Kendati sebagai manusia kita adalah makluk sosial, setiap orang pada dasarnya ‘sendiri’. Lahir di dunia ini dan bertanggung jawab mengenai dirinya; memegang kendali hidupnya ‘sendiri’; membuat keputusan tentang baik-buruknya ‘sendiri’; memilih mencintai atau membenci sesama ‘sendiri’, memilih kejujuran atau kebohongan.
Menomorsatukan kesenangannya sendiri atau mencoba mewujudkan cita-cita Allah ‘sendiri’; dan seterusnya, sampai pada suatu ketika seseorang perlu menghadap Sang Pemberi kehidupannya ‘sendiri’.
• Memberi Makna APP
Bagi kita umat Katolik, kita sekarang sedang dalam masa Prapaskah, masa menyiapkan diri untuk merayakan Paskah Kristus. Dalam rangka ini kita sedang menjalani pula APP (Aksi Puasa Pembangunan). APP merupakan gerakan tobat bersama sekaligus sarana untuk mendewasakan iman umat melalui upaya pembaharuan diri (meninggalkan perilaku ‘manusia lama’) atau pertobatan. Pembaharuan hidup atau pertobatan itu dijalankan lewat latihan rohani dan amal kasih yang dilandasi oleh suatu sikap/perilaku kristiani yang diisnpirasikan oleh Yesus sendiri yang hadir untuk menyelamatkan.

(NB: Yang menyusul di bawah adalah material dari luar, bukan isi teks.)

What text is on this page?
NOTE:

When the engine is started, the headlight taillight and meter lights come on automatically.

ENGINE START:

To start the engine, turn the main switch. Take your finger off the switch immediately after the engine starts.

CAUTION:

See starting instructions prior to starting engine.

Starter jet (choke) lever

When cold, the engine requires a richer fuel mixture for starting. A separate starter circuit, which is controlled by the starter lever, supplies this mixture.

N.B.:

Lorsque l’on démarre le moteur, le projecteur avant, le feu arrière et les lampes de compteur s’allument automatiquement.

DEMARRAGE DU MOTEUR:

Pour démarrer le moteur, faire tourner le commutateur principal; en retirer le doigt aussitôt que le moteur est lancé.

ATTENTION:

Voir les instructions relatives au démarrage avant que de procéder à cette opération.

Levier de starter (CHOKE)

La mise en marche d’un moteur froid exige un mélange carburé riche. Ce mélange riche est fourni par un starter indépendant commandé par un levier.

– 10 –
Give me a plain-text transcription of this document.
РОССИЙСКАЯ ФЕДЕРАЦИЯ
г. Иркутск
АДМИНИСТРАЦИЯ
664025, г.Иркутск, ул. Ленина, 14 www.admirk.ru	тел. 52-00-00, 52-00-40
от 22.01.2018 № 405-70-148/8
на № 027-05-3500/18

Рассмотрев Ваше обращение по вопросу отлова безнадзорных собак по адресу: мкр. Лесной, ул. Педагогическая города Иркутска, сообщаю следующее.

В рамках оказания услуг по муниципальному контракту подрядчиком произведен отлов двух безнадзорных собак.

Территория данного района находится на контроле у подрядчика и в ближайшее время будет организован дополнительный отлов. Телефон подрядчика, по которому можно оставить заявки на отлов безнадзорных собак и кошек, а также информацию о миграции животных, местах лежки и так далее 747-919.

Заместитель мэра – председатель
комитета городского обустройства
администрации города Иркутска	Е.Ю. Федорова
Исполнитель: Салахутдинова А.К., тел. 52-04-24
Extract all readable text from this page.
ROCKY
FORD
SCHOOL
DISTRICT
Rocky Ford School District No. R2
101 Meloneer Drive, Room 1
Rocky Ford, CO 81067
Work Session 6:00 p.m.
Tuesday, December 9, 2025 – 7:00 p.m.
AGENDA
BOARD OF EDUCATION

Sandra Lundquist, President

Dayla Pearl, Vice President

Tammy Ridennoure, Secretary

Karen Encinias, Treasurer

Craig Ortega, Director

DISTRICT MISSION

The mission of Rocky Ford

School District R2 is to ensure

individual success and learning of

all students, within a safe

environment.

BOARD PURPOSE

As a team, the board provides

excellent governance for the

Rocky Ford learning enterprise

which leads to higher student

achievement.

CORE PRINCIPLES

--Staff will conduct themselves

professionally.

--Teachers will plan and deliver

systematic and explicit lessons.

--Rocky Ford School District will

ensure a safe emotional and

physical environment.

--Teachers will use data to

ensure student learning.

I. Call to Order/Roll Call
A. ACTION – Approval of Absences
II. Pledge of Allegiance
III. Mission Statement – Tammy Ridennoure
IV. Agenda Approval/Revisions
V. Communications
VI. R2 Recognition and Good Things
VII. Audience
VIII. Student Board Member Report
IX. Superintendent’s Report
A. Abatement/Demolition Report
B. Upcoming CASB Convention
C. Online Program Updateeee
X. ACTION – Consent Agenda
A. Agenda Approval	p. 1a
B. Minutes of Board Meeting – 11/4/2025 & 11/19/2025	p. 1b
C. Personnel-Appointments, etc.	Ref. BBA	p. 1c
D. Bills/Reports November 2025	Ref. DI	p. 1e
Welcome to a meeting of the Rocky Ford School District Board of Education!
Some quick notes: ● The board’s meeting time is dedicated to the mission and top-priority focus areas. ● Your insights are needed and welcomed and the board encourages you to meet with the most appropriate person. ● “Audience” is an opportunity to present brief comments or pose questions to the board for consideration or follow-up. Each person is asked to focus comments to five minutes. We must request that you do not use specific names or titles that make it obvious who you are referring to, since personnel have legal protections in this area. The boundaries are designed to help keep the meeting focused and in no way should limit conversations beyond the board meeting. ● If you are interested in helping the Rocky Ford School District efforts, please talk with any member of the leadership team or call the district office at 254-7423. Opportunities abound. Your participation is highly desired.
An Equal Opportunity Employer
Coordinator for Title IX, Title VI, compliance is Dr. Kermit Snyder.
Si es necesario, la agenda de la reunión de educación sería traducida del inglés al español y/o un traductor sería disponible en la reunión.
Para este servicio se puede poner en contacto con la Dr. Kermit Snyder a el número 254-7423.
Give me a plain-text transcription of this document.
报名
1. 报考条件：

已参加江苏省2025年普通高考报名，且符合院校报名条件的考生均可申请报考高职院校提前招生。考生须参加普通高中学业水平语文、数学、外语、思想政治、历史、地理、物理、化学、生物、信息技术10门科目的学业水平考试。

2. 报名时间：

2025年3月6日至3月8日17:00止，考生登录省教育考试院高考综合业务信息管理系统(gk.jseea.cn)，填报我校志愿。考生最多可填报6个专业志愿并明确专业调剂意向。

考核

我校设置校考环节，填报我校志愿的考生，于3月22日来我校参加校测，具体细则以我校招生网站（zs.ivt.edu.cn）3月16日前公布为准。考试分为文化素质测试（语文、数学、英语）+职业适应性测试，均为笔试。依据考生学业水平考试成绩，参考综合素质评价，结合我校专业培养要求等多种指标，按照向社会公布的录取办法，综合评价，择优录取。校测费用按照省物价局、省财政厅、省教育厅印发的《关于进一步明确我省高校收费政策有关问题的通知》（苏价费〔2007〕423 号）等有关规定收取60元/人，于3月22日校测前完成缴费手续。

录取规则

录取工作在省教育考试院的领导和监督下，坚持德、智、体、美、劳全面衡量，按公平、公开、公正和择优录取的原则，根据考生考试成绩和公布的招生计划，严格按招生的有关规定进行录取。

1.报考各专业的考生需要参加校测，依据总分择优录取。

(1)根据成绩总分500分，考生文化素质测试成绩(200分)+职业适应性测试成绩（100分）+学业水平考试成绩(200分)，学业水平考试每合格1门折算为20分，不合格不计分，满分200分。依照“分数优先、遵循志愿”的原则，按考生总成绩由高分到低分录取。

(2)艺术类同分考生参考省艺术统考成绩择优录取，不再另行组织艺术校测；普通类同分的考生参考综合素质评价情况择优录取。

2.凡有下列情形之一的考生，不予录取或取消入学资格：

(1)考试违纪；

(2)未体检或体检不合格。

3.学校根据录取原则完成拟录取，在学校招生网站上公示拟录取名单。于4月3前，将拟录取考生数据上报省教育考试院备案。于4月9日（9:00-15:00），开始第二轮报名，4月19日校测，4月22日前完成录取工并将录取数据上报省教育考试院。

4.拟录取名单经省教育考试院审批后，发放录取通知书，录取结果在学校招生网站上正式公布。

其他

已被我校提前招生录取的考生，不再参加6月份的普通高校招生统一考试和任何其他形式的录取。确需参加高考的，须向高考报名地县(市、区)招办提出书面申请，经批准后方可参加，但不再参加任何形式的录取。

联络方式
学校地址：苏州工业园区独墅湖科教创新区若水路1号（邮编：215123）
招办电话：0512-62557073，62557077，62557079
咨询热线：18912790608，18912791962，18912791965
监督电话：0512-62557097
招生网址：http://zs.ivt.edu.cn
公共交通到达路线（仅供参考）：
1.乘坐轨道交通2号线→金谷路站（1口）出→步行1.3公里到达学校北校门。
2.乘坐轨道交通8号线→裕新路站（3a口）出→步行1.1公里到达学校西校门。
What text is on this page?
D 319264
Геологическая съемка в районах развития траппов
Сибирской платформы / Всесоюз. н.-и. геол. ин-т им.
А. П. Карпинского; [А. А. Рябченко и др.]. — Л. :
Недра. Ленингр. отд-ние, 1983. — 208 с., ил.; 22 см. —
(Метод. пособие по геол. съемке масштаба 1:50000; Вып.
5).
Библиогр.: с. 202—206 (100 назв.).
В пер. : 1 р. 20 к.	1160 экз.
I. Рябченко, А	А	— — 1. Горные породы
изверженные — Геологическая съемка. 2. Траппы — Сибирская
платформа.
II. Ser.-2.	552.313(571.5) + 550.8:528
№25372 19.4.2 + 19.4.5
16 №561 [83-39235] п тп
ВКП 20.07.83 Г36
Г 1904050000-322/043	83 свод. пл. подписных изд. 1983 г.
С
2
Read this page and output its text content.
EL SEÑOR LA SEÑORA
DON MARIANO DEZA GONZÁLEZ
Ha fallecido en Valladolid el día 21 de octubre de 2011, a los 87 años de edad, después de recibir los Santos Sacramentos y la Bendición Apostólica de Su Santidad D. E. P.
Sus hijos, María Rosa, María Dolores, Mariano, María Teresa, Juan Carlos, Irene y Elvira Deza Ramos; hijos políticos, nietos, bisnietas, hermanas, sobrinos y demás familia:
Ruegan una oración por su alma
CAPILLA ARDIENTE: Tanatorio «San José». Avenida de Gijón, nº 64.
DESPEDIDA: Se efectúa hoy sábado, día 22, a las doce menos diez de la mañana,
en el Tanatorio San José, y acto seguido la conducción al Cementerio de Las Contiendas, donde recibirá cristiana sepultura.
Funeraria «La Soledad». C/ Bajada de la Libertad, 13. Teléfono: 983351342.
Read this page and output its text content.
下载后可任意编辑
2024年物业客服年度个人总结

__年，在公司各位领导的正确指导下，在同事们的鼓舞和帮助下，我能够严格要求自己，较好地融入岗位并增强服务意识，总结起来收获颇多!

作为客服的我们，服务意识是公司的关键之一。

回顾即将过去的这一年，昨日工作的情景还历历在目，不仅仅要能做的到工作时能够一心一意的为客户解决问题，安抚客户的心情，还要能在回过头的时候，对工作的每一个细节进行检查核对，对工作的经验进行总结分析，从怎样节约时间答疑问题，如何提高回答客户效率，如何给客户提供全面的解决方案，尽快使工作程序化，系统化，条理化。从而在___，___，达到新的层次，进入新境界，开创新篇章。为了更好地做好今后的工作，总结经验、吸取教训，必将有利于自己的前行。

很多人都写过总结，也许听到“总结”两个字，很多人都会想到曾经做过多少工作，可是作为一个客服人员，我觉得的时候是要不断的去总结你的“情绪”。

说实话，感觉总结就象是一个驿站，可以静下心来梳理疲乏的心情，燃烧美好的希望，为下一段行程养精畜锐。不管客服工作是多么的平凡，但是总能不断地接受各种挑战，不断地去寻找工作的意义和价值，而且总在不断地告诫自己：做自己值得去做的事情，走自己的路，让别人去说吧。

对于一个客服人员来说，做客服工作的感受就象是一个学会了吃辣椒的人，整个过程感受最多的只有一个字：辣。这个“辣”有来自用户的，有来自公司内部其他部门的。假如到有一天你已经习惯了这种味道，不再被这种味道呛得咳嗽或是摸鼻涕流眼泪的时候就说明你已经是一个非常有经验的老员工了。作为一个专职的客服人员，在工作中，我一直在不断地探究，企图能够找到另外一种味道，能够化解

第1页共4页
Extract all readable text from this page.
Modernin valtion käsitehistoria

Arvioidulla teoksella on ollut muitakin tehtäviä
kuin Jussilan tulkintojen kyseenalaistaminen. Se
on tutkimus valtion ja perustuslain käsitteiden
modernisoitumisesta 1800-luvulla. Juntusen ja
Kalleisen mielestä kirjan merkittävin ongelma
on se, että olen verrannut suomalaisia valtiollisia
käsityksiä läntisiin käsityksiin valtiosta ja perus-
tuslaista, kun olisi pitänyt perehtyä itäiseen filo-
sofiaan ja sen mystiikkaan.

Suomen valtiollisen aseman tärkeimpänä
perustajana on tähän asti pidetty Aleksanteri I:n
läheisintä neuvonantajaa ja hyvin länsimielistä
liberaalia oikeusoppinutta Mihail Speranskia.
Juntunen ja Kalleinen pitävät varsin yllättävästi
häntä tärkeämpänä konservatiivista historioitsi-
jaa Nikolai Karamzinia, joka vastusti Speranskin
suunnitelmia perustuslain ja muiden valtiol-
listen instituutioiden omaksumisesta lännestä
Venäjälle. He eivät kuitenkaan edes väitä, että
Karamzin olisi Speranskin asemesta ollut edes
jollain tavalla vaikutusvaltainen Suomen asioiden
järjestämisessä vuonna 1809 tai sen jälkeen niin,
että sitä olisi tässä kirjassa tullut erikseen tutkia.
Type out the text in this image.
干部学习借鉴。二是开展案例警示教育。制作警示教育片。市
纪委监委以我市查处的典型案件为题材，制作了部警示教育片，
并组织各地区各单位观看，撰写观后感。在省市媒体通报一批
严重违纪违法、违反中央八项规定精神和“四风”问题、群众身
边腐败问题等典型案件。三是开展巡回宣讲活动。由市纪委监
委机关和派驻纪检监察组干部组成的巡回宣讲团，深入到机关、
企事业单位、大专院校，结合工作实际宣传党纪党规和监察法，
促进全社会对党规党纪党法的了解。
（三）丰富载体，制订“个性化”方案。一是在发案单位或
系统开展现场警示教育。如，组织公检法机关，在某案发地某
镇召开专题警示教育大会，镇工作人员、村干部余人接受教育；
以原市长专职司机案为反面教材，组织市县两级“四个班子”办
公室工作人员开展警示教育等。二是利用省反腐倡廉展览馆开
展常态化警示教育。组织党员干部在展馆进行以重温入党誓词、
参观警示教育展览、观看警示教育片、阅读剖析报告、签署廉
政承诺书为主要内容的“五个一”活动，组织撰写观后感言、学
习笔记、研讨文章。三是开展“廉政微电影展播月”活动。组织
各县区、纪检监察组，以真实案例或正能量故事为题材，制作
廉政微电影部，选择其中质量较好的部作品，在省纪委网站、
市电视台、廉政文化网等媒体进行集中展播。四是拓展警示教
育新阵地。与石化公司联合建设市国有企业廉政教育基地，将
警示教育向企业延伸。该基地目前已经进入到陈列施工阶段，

Nabi Yesaya (Yes 58:6-8) menggambarkan masa peziarahan APP kita mencapai tujuannya sebagai berikut: “Bukan! Berpuasa yang Kukehendaki ialah supaya engkau membuka belenggu-belenggu kelaliman, dan melepaskan tali-tali kuk, supaya engkau memerdekakan orang yang teraniaya dan mematahkan setiap kuk, supaya engkau memecah-memecahkan rotimu bagi orang yang lapar dan membawa ke rumahmu orang miskin yang tak punya rumah, dan apabilaa engkau melihat orang telanjang, supaya engkau memberi dia pakaian dan tidak menyembunyikan diri terhadap saudaramu sendiri! Pada waktu itulah terangmu akan merekah bercahaya seperti fajar dan lukamu akan pulih dengan segera; kebenaran menjadi barisan depanmu dan kemuliaan Tuhan barisan belakangmu!”
Misi APP
Tiga hal pokok yang terkandung dalam Misi Gerakan APP, yakni: Pertama, mengembangkan kebersamaan: seluruh warga Gereja secara bersama-sama menuju suatu persekutuan hidup yang berlandaskan semangat solidaritas kristiani sebagai bukti pertumbuhan spiritual dalam kehidupan mengumat. Kedua, membangun rekonsiliasi: Gereja sebagai suatu persekutuan senantiasa diliputi oleh keadaan dosa. Pertobatan dan perbaikan diri baik secara batiniah maupun lahiriah karena itu menjadi keharusan. Gerakan tobat bersama dengan demikian terpaut erat pada panggilan hidup kristiani untuk membangun tatanan hidup yang berciri-khaskan keadilan dan perdamaian. Ketiga, membangun masyarakat baru: melaksanakan suatu kesadaran sosial yang mewujud-nyata dalam kehidupan sehari-hari. Perubahan sikap hidup itu terarah pada terbentuknya perilaku sosial ekonomi yang membangun partisipasi bagi kesejahteraan bersama.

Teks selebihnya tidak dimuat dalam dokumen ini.